Mettre en images Pas de doute initialement prévu (suite de Libertine
et Pourvu Qu'elles Soient Douces) aurait nécessité beaucoup plus de
préparation de temps, et donc d'argent, que celui-ci. Il tournera donc Beyond
my Control en deux jours, aux studios de Stains avec Frederic Lagache,
le marionnettiste de Sans Contrefaçon, Christophe Danchaud en doublure
masculine et une danseuse. Le réalisateur dévie de sa
narratologie filmique habituelle pour se concentrer sur des images syncopées,
montées a-chronologiquement mais contant tout de même, si
ce n'est une
histoire, du moins un "rassemblement thématique". Dans un monde sur
fond noir, dénué de décors, Boutonnat fait évoluer ses
personnages autours
d'objets et d'éléments forts de son univers. Le peu d'accessoire qui sont
montrés sont en rapport avec un des deux thèmes de la chanson et du film :
soit le sexe, soit le sang. On y voit un lit à baldaquins, une meute de loups,
une proie déchiquetée, un bûcher, un baiser sanguinolent, et le vent, omniprésent
dans l'œuvre de Laurent. Tous ses symboles mis côte à côte, juxtaposés,
mélangés peuvent être interprétés de différentes façons. L'incinération
en elle même et la proie des loups peuvent être lues de manières
différentes. Le bûcher et le vent qui ne s'arrête jamais de souffler évoque
à nouveau un des films de chevet de Boutonnat : Les Diables, de Ken
Russel (1970).
Pour la
première fois après Plus
Grandir (1985), Laurent Boutonnat
est attaqué par la censure française. Ouvertement bâillonné par la chaîne M6,
par Michel Drucker (alors sur TF1) et par le C.S.A ; Beyond
my control ne passera que très peu à la télévision française. Malgré
la promesse des chaînes M6 et MCM de le diffuser après minuit, seule Canal
Plus osera le programmer à n'importe quelle heure de la journée. On rappellera
pour mémoire l'immortel verdict du C.S.A (Conseil Supérieur de l'Audiovisuel): "Ce nouveau clip de Mylène Farmer n'est qu'un cocktail de sexe et de sang à la puissance
mille". (sic)
Laurent
Boutonnat oublie les adaptations cinématographiques de Roger Vadim (1959),
Stephen Frears (1988) ou Milos Forman (1989) pour s’attacher au roman lui
seul. Dans un décor épuré, seuls un bûcher et un lit à baldaquins
se détachent d’un fond noir. Dans un mélange d’images sanguinolentes et
parfois vaguement érotiques, deux amants se trompent et se vengent. Dans le rôle du mari
on reconnaîtra Frédéric Lagâche, marionnettiste dans Sans Contrefaçon.

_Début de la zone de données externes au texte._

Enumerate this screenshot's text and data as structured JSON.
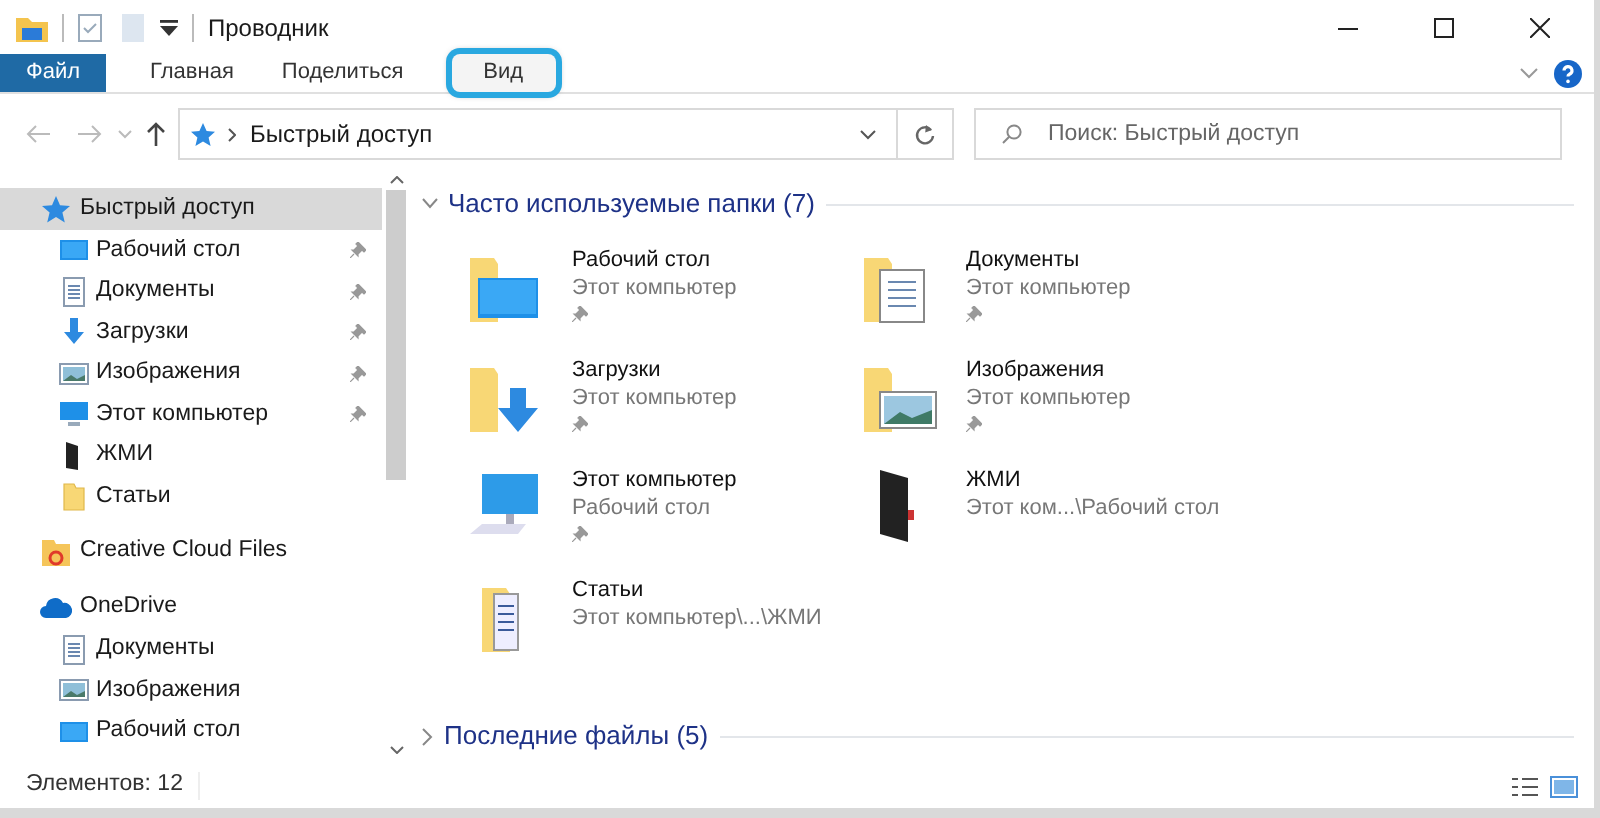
{
  "window": {
    "title": "Проводник"
  },
  "ribbon_tabs": [
    {
      "label": "Файл",
      "kind": "file",
      "highlighted": false
    },
    {
      "label": "Главная",
      "kind": "tab",
      "highlighted": false
    },
    {
      "label": "Поделиться",
      "kind": "tab",
      "highlighted": false
    },
    {
      "label": "Вид",
      "kind": "tab",
      "highlighted": true
    }
  ],
  "address_bar": {
    "path": "Быстрый доступ"
  },
  "search": {
    "placeholder": "Поиск: Быстрый доступ"
  },
  "sidebar": {
    "items": [
      {
        "label": "Быстрый доступ",
        "selected": true,
        "children": [
          {
            "label": "Рабочий стол",
            "pinned": true,
            "selected": false
          },
          {
            "label": "Документы",
            "pinned": true,
            "selected": false
          },
          {
            "label": "Загрузки",
            "pinned": true,
            "selected": false
          },
          {
            "label": "Изображения",
            "pinned": true,
            "selected": false
          },
          {
            "label": "Этот компьютер",
            "pinned": true,
            "selected": false
          },
          {
            "label": "ЖМИ",
            "pinned": false,
            "selected": false
          },
          {
            "label": "Статьи",
            "pinned": false,
            "selected": false
          }
        ]
      },
      {
        "label": "Creative Cloud Files",
        "selected": false
      },
      {
        "label": "OneDrive",
        "selected": false,
        "children": [
          {
            "label": "Документы",
            "pinned": false,
            "selected": false
          },
          {
            "label": "Изображения",
            "pinned": false,
            "selected": false
          },
          {
            "label": "Рабочий стол",
            "pinned": false,
            "selected": false
          }
        ]
      }
    ]
  },
  "sections": [
    {
      "title": "Часто используемые папки (7)",
      "expanded": true,
      "folders": [
        {
          "name": "Рабочий стол",
          "location": "Этот компьютер",
          "pinned": true
        },
        {
          "name": "Документы",
          "location": "Этот компьютер",
          "pinned": true
        },
        {
          "name": "Загрузки",
          "location": "Этот компьютер",
          "pinned": true
        },
        {
          "name": "Изображения",
          "location": "Этот компьютер",
          "pinned": true
        },
        {
          "name": "Этот компьютер",
          "location": "Рабочий стол",
          "pinned": true
        },
        {
          "name": "ЖМИ",
          "location": "Этот ком...\\Рабочий стол",
          "pinned": false
        },
        {
          "name": "Статьи",
          "location": "Этот компьютер\\...\\ЖМИ",
          "pinned": false
        }
      ]
    },
    {
      "title": "Последние файлы (5)",
      "expanded": false
    }
  ],
  "status_bar": {
    "text": "Элементов: 12"
  }
}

Comme pour brouiller une histoire que tout le monde connaît ou a vécu, le réalisateur
préfère la raconter en livrant certaines images mentales. On pense au symbole
de la femme trompée, à cette image d’une Mylène Farmer ligotée sur un bûcher
qui crie la douleur de la trahison dont elle est victime. Parallèlement à
cela, une scène montrera l’époux volage dévoré par deux loups. On
comprendra plus tard qu’ils étaient les outils de la vengeance de la femme
trompée. L’histoire racontée de manière anachronique fait écho aux paroles
de la chanson qui, elles non plus, ne suivent pas l’ordre chronologique de
l’action. Le texte lui-même commence par les pensées de la femme venant
d’accomplir sa vengeance :
« Je ne comprends plus pourquoi j’ai du sang sur les doigts. Dors en paix je t’assure, je veillerais ta sépulture mon amour. »

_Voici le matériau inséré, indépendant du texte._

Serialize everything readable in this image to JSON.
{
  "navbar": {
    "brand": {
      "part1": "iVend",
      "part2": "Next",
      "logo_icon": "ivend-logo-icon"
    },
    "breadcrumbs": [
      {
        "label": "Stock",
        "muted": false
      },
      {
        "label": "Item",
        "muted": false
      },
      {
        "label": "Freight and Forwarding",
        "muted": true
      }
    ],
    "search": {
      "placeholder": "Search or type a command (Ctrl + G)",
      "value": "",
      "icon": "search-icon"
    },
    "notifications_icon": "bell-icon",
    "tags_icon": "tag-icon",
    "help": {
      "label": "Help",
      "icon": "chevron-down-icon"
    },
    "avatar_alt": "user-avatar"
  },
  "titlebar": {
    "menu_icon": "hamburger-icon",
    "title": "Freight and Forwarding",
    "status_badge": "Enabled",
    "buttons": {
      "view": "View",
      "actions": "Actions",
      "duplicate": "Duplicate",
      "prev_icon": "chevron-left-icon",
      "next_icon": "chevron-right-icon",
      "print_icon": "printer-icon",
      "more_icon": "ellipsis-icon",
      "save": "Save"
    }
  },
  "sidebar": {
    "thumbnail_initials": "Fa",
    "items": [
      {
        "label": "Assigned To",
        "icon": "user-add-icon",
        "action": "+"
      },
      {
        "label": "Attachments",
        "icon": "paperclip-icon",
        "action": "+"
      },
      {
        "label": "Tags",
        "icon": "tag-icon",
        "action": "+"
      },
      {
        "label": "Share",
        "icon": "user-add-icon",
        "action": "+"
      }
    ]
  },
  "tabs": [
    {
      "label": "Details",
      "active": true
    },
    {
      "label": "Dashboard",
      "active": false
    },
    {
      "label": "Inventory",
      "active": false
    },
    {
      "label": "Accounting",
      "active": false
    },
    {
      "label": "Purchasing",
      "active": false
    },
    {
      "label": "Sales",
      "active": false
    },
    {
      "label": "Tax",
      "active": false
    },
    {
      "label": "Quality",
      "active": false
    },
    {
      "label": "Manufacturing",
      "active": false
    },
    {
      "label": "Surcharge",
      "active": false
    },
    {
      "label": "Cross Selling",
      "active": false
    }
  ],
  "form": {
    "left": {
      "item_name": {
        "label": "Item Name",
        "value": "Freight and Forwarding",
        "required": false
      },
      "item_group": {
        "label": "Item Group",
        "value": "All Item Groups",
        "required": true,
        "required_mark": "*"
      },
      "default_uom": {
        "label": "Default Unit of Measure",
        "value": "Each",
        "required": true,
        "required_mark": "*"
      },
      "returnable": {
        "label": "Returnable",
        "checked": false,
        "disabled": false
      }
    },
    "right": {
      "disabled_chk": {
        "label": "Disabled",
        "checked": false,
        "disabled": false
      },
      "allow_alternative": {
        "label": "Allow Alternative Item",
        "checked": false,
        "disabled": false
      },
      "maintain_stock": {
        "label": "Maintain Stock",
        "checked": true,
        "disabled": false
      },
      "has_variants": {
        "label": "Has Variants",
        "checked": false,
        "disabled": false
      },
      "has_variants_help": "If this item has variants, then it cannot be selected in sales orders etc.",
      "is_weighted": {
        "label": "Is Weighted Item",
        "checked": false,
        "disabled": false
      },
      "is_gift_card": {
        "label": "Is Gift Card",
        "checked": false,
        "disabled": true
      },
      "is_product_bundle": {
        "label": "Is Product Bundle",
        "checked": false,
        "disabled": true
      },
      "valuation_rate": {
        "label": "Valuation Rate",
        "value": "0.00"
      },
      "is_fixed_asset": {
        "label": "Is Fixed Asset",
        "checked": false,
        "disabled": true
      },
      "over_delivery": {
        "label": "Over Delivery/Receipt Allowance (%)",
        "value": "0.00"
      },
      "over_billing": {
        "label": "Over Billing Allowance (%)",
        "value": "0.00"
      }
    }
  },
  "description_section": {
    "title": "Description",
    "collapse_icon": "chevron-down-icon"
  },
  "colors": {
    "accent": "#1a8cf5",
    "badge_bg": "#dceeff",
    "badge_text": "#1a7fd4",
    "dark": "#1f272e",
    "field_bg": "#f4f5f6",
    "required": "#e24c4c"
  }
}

C’est bien plus tard dans le clip qu’on découvrira la cause de tout cela,
dans les ébats crus d’une femme blonde dans les bras de l’homme infidèle.

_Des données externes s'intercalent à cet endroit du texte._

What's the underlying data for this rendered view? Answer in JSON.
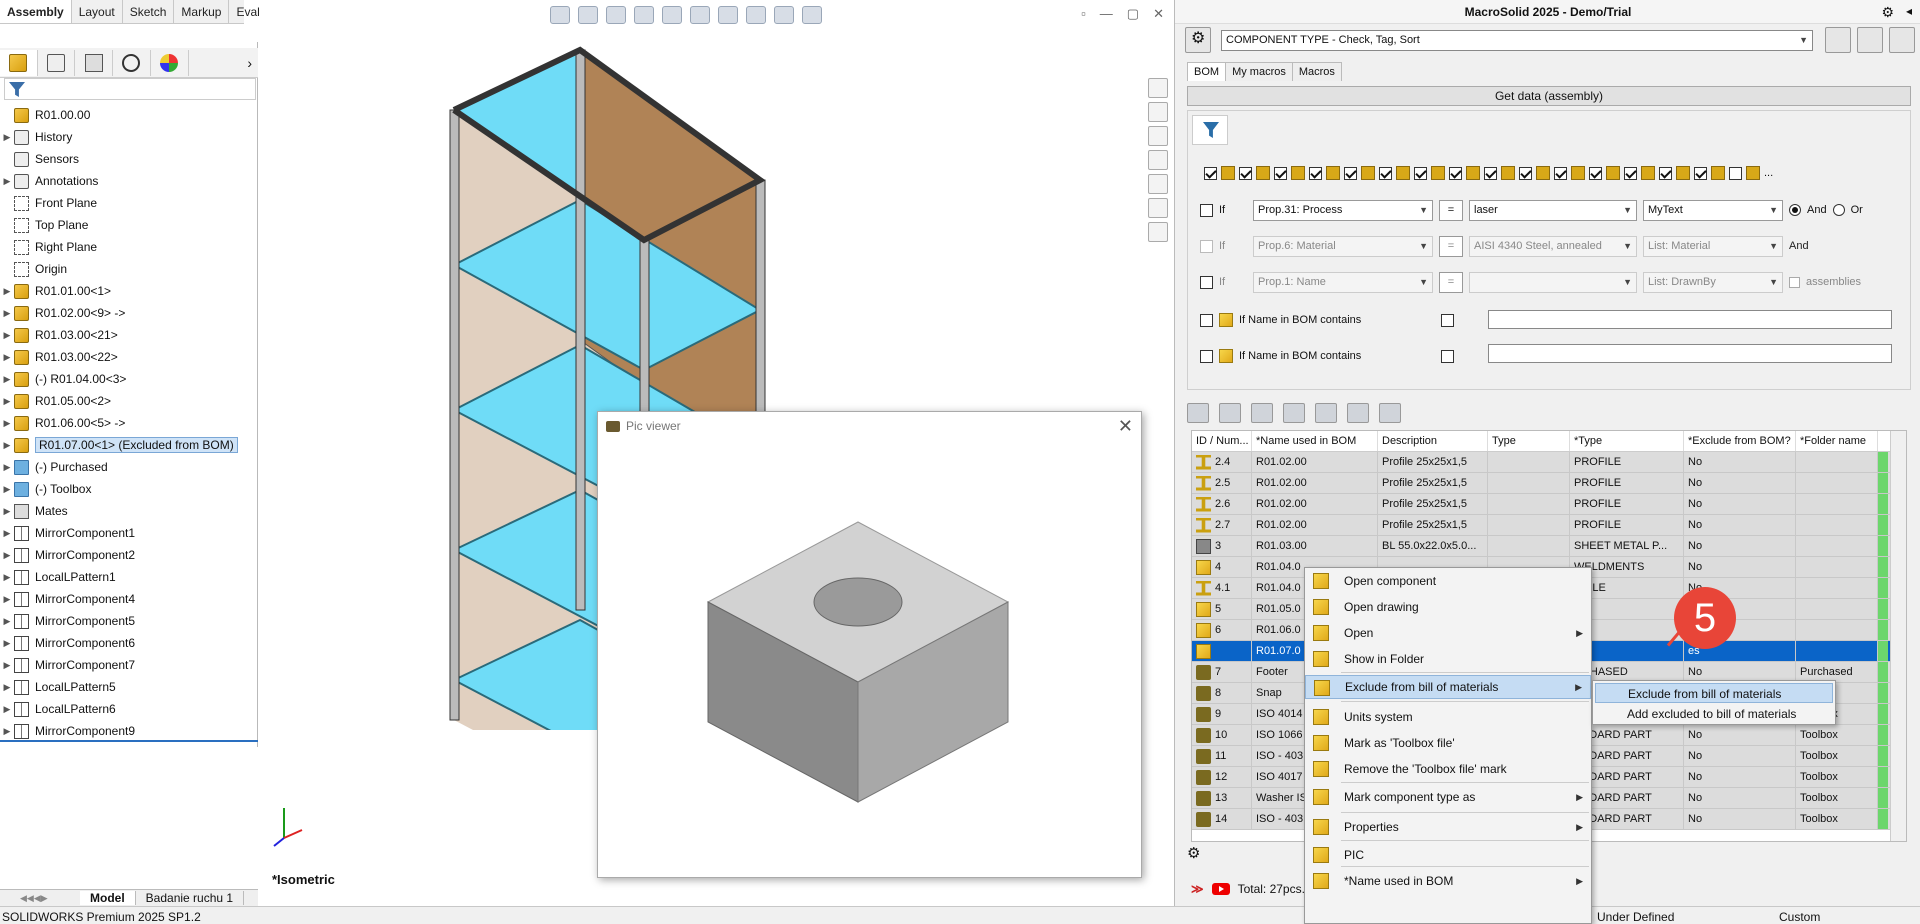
{
  "command_tabs": [
    "Assembly",
    "Layout",
    "Sketch",
    "Markup",
    "Evaluate"
  ],
  "tree": {
    "rows": [
      {
        "label": "R01.00.00",
        "icon": "assembly-icon",
        "exp": ""
      },
      {
        "label": "History",
        "icon": "history-icon",
        "exp": "▶"
      },
      {
        "label": "Sensors",
        "icon": "sensor-icon",
        "exp": ""
      },
      {
        "label": "Annotations",
        "icon": "annotation-icon",
        "exp": "▶"
      },
      {
        "label": "Front Plane",
        "icon": "plane-icon",
        "exp": ""
      },
      {
        "label": "Top Plane",
        "icon": "plane-icon",
        "exp": ""
      },
      {
        "label": "Right Plane",
        "icon": "plane-icon",
        "exp": ""
      },
      {
        "label": "Origin",
        "icon": "origin-icon",
        "exp": ""
      },
      {
        "label": "R01.01.00<1>",
        "icon": "subassembly-icon",
        "exp": "▶"
      },
      {
        "label": "R01.02.00<9> ->",
        "icon": "subassembly-icon",
        "exp": "▶"
      },
      {
        "label": "R01.03.00<21>",
        "icon": "subassembly-icon",
        "exp": "▶"
      },
      {
        "label": "R01.03.00<22>",
        "icon": "subassembly-icon",
        "exp": "▶"
      },
      {
        "label": "(-) R01.04.00<3>",
        "icon": "subassembly-icon",
        "exp": "▶"
      },
      {
        "label": "R01.05.00<2>",
        "icon": "subassembly-icon",
        "exp": "▶"
      },
      {
        "label": "R01.06.00<5> ->",
        "icon": "subassembly-icon",
        "exp": "▶"
      },
      {
        "label": "R01.07.00<1> (Excluded from BOM)",
        "icon": "subassembly-icon",
        "exp": "▶"
      },
      {
        "label": "(-) Purchased",
        "icon": "folder-icon",
        "exp": "▶"
      },
      {
        "label": "(-) Toolbox",
        "icon": "folder-icon",
        "exp": "▶"
      },
      {
        "label": "Mates",
        "icon": "mates-icon",
        "exp": "▶"
      },
      {
        "label": "MirrorComponent1",
        "icon": "mirror-icon",
        "exp": "▶"
      },
      {
        "label": "MirrorComponent2",
        "icon": "mirror-icon",
        "exp": "▶"
      },
      {
        "label": "LocalLPattern1",
        "icon": "pattern-icon",
        "exp": "▶"
      },
      {
        "label": "MirrorComponent4",
        "icon": "mirror-icon",
        "exp": "▶"
      },
      {
        "label": "MirrorComponent5",
        "icon": "mirror-icon",
        "exp": "▶"
      },
      {
        "label": "MirrorComponent6",
        "icon": "mirror-icon",
        "exp": "▶"
      },
      {
        "label": "MirrorComponent7",
        "icon": "mirror-icon",
        "exp": "▶"
      },
      {
        "label": "LocalLPattern5",
        "icon": "pattern-icon",
        "exp": "▶"
      },
      {
        "label": "LocalLPattern6",
        "icon": "pattern-icon",
        "exp": "▶"
      },
      {
        "label": "MirrorComponent9",
        "icon": "mirror-icon",
        "exp": "▶"
      }
    ]
  },
  "bottom_tabs": [
    "Model",
    "Badanie ruchu 1"
  ],
  "status": {
    "app": "SOLIDWORKS Premium 2025 SP1.2",
    "state": "Under Defined",
    "mode": "Custom"
  },
  "viewport": {
    "view_label": "*Isometric"
  },
  "pic_viewer": {
    "title": "Pic viewer"
  },
  "macrosolid": {
    "title": "MacroSolid 2025 - Demo/Trial",
    "combo": "COMPONENT TYPE - Check, Tag, Sort",
    "tabs": [
      "BOM",
      "My macros",
      "Macros"
    ],
    "get_data": "Get data (assembly)",
    "conditions": [
      {
        "if": "If",
        "prop": "Prop.31: Process",
        "eq": "=",
        "value": "laser",
        "list": "MyText",
        "and": "And",
        "or": "Or"
      },
      {
        "if": "If",
        "prop": "Prop.6: Material",
        "eq": "=",
        "value": "AISI 4340 Steel, annealed",
        "list": "List: Material",
        "and": "And"
      },
      {
        "if": "If",
        "prop": "Prop.1: Name",
        "eq": "=",
        "value": "",
        "list": "List: DrawnBy",
        "extra": "assemblies"
      }
    ],
    "name_contains": [
      "If Name in BOM contains",
      "If Name in BOM contains"
    ],
    "grid": {
      "headers": [
        "ID / Num...",
        "*Name used in BOM",
        "Description",
        "Type",
        "*Type",
        "*Exclude from BOM?",
        "*Folder name"
      ],
      "rows": [
        {
          "id": "2.4",
          "name": "R01.02.00",
          "desc": "Profile 25x25x1,5",
          "type": "",
          "ptype": "PROFILE",
          "excl": "No",
          "folder": "",
          "icon": "beam"
        },
        {
          "id": "2.5",
          "name": "R01.02.00",
          "desc": "Profile 25x25x1,5",
          "type": "",
          "ptype": "PROFILE",
          "excl": "No",
          "folder": "",
          "icon": "beam"
        },
        {
          "id": "2.6",
          "name": "R01.02.00",
          "desc": "Profile 25x25x1,5",
          "type": "",
          "ptype": "PROFILE",
          "excl": "No",
          "folder": "",
          "icon": "beam"
        },
        {
          "id": "2.7",
          "name": "R01.02.00",
          "desc": "Profile 25x25x1,5",
          "type": "",
          "ptype": "PROFILE",
          "excl": "No",
          "folder": "",
          "icon": "beam"
        },
        {
          "id": "3",
          "name": "R01.03.00",
          "desc": "BL 55.0x22.0x5.0...",
          "type": "",
          "ptype": "SHEET METAL P...",
          "excl": "No",
          "folder": "",
          "icon": "sheet"
        },
        {
          "id": "4",
          "name": "R01.04.0",
          "desc": "",
          "type": "",
          "ptype": "WELDMENTS",
          "excl": "No",
          "folder": "",
          "icon": "part"
        },
        {
          "id": "4.1",
          "name": "R01.04.0",
          "desc": "",
          "type": "",
          "ptype": "OFILE",
          "excl": "No",
          "folder": "",
          "icon": "beam"
        },
        {
          "id": "5",
          "name": "R01.05.0",
          "desc": "",
          "type": "",
          "ptype": "RT",
          "excl": "No",
          "folder": "",
          "icon": "part"
        },
        {
          "id": "6",
          "name": "R01.06.0",
          "desc": "",
          "type": "",
          "ptype": "RT",
          "excl": "No",
          "folder": "",
          "icon": "part"
        },
        {
          "id": "",
          "name": "R01.07.0",
          "desc": "",
          "type": "",
          "ptype": "RT",
          "excl": "es",
          "folder": "",
          "icon": "part",
          "sel": true
        },
        {
          "id": "7",
          "name": "Footer",
          "desc": "",
          "type": "",
          "ptype": "RCHASED",
          "excl": "No",
          "folder": "Purchased",
          "icon": "std"
        },
        {
          "id": "8",
          "name": "Snap",
          "desc": "",
          "type": "",
          "ptype": "RCHASED",
          "excl": "No",
          "folder": "ed",
          "icon": "std"
        },
        {
          "id": "9",
          "name": "ISO 4014",
          "desc": "",
          "type": "",
          "ptype": "ANDARD PART",
          "excl": "No",
          "folder": "Toolbox",
          "icon": "std"
        },
        {
          "id": "10",
          "name": "ISO 1066",
          "desc": "",
          "type": "",
          "ptype": "ANDARD PART",
          "excl": "No",
          "folder": "Toolbox",
          "icon": "std"
        },
        {
          "id": "11",
          "name": "ISO - 403",
          "desc": "",
          "type": "",
          "ptype": "ANDARD PART",
          "excl": "No",
          "folder": "Toolbox",
          "icon": "std"
        },
        {
          "id": "12",
          "name": "ISO 4017",
          "desc": "",
          "type": "",
          "ptype": "ANDARD PART",
          "excl": "No",
          "folder": "Toolbox",
          "icon": "std"
        },
        {
          "id": "13",
          "name": "Washer IS",
          "desc": "",
          "type": "",
          "ptype": "ANDARD PART",
          "excl": "No",
          "folder": "Toolbox",
          "icon": "std"
        },
        {
          "id": "14",
          "name": "ISO - 403",
          "desc": "",
          "type": "",
          "ptype": "ANDARD PART",
          "excl": "No",
          "folder": "Toolbox",
          "icon": "std"
        }
      ]
    },
    "total": "Total: 27pcs."
  },
  "context_menu": {
    "items": [
      {
        "label": "Open component",
        "icon": "open-component-icon",
        "arrow": false
      },
      {
        "label": "Open drawing",
        "icon": "open-drawing-icon",
        "arrow": false
      },
      {
        "label": "Open",
        "icon": "open-arrow-icon",
        "arrow": true
      },
      {
        "label": "Show in Folder",
        "icon": "folder-icon",
        "arrow": false
      },
      {
        "label": "Exclude from bill of materials",
        "icon": "bom-icon",
        "arrow": true,
        "hl": true
      },
      {
        "label": "Units system",
        "icon": "units-icon",
        "arrow": false
      },
      {
        "label": "Mark as 'Toolbox file'",
        "icon": "toolbox-icon",
        "arrow": false
      },
      {
        "label": "Remove the 'Toolbox file' mark",
        "icon": "toolbox-remove-icon",
        "arrow": false
      },
      {
        "label": "Mark component type as",
        "icon": "filter-icon",
        "arrow": true
      },
      {
        "label": "Properties",
        "icon": "properties-icon",
        "arrow": true
      },
      {
        "label": "PIC",
        "icon": "camera-icon",
        "arrow": false
      },
      {
        "label": "*Name used in BOM",
        "icon": "name-icon",
        "arrow": true
      }
    ]
  },
  "submenu": {
    "items": [
      "Exclude from bill of materials",
      "Add excluded to bill of materials"
    ]
  },
  "callout": {
    "number": "5"
  }
}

Surpris par la femme trompée, ils se font promettre des représailles, pourtant
paradoxales :
« Lâche. C’est plus fort que toi. Toujours en cavale, tu nous fais du mal. Ne t’éloigne pas de mes bras. »
Elle
lâchera une meute de loups sur le mari volage, qui finira dévoré. Il réapparaîtra
plus tard dans une image forte de sens. Un long baiser fougueux avec Mylène
Farmer se transformera peu à peu en étreinte cannibale. Le sang sortant de la
bouche des deux amants se répand sur leurs visages, matérialisant la passion
malsaine qui les lie. Les images dans le désordre le plus complet se succèdent.
Alors qu’un loup court en leur direction, tel un vampire la chanteuse embrasse
l’épaule de son concubin, de laquelle perle une goutte de sang. Les flammes
du bûcher petit à petit baissent d’intensité, alors que les loups s’acharnent
sur une carcasse encore sanguinolente.